Just tried this for the first time the other night and found it quite delicious...but I haven't tried a whole lot of nice tequila


----------



## dmccurtis (May 26, 2016)

I really wish there was more selection where I am. It's such interesting stuff, with such variety, and I only have access to the smallest fraction of it. I did just pick up a bottle of Siete Misterios Doba-Yej mezcal, and it is incredible. Sweet, floral, and abundantly smoky. Delicious.


----------



## USC 2012 (May 26, 2016)

I love tequila! Don Julio is my go to, but try and buy small batch when I can.


----------



## strumke (May 26, 2016)

On my last trip to Mexico I brought back:

Chula Parranda Anejo
Suno Mezcal Anejo
Revolucion Extra Anejo Roble Americano 36 Meses

I like them in that order listed.

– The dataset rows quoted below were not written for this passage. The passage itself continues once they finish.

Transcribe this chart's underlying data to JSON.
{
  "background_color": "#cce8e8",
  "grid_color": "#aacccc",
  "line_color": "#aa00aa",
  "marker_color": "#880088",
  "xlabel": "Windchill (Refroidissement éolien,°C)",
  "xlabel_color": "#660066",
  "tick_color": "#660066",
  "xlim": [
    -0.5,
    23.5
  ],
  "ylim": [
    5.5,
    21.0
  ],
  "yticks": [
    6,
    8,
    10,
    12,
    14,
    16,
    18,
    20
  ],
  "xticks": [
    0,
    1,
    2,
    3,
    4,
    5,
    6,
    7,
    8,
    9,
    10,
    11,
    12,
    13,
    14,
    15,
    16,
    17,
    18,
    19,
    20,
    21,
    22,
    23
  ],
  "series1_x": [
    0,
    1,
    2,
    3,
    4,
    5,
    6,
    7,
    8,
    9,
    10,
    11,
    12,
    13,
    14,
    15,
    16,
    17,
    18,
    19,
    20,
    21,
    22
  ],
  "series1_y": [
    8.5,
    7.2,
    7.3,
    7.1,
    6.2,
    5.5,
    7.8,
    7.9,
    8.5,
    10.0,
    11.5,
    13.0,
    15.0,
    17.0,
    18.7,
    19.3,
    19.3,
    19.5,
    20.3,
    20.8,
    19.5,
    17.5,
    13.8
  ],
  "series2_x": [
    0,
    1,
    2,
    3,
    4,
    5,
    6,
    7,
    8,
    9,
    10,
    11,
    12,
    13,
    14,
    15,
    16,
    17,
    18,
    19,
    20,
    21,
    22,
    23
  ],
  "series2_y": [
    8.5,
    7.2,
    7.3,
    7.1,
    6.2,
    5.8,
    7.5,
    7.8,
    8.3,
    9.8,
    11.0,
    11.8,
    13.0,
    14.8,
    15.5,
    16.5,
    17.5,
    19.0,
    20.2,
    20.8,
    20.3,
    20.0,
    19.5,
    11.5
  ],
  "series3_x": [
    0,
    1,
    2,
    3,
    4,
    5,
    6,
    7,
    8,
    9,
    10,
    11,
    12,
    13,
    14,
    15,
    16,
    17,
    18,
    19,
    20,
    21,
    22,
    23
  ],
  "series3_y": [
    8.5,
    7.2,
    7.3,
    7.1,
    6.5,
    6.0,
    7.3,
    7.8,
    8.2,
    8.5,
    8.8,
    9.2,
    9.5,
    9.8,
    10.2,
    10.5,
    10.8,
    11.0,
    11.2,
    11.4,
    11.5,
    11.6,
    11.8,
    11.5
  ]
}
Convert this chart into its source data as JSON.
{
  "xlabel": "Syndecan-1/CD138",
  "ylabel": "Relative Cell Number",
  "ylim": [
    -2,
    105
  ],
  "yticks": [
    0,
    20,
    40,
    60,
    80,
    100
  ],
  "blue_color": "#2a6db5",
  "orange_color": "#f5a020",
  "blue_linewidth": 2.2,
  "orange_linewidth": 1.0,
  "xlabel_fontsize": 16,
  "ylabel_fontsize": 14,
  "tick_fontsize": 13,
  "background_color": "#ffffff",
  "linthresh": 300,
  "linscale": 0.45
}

The Revolucion is a bit lighter than I expected, but all are tasty.


I also tried a bunch of Mezcals from Mezcal Vago and most were delicious. All were joven, I believe.


----------



## brainsausage (May 27, 2016)

If you took a sample of my blood at any given moment, roughly 5-7% of it would have trace amounts of agave in it...


----------



## Von blewitt (May 27, 2016)

On shots, Has anyone tried a wedge of orange sprinkled with ground cinnamon in place of the salt and lemon? Life changing haha


----------



## malexthekid (May 27, 2016)

Von blewitt said:


> On shots, Has anyone tried a wedge of orange sprinkled with ground cinnamon in place of the salt and lemon? Life changing haha



you sir are an enabler.


----------



## CoqaVin (May 27, 2016)

I think the best tequila i've ever had is casa azul


----------



## boomchakabowwow (May 27, 2016)

Von blewitt said:


> On shots, Has anyone tried a wedge of orange sprinkled with ground cinnamon in place of the salt and lemon? Life changing haha



no shots for me. those went away with my jose cuervo days. 

i sip them now. like whiskey. i might have a small glass of juice with me..a sangranita or something they call it.


----------



## lumo (May 27, 2016)

I just got a bottle of Fortaleza Blanco for like $45 and it's pretty nice for the price. 
People I know really like Casa Dragones Joven, not my favorite, almost too clean and smooth for me....maybe since I drink mostly mezcal.


----------



## ManofTaste (Jul 8, 2016)

+1 on the mezcal. As scotch (or single malt) is to unsmoked whiskey, so mezcal is to tequila. Extra layers of flavor...:doublethumbsup:


----------



## Dinsdale (Jul 8, 2016)

Forteleza or Siete Leguas. Exceptional tequila's.


----------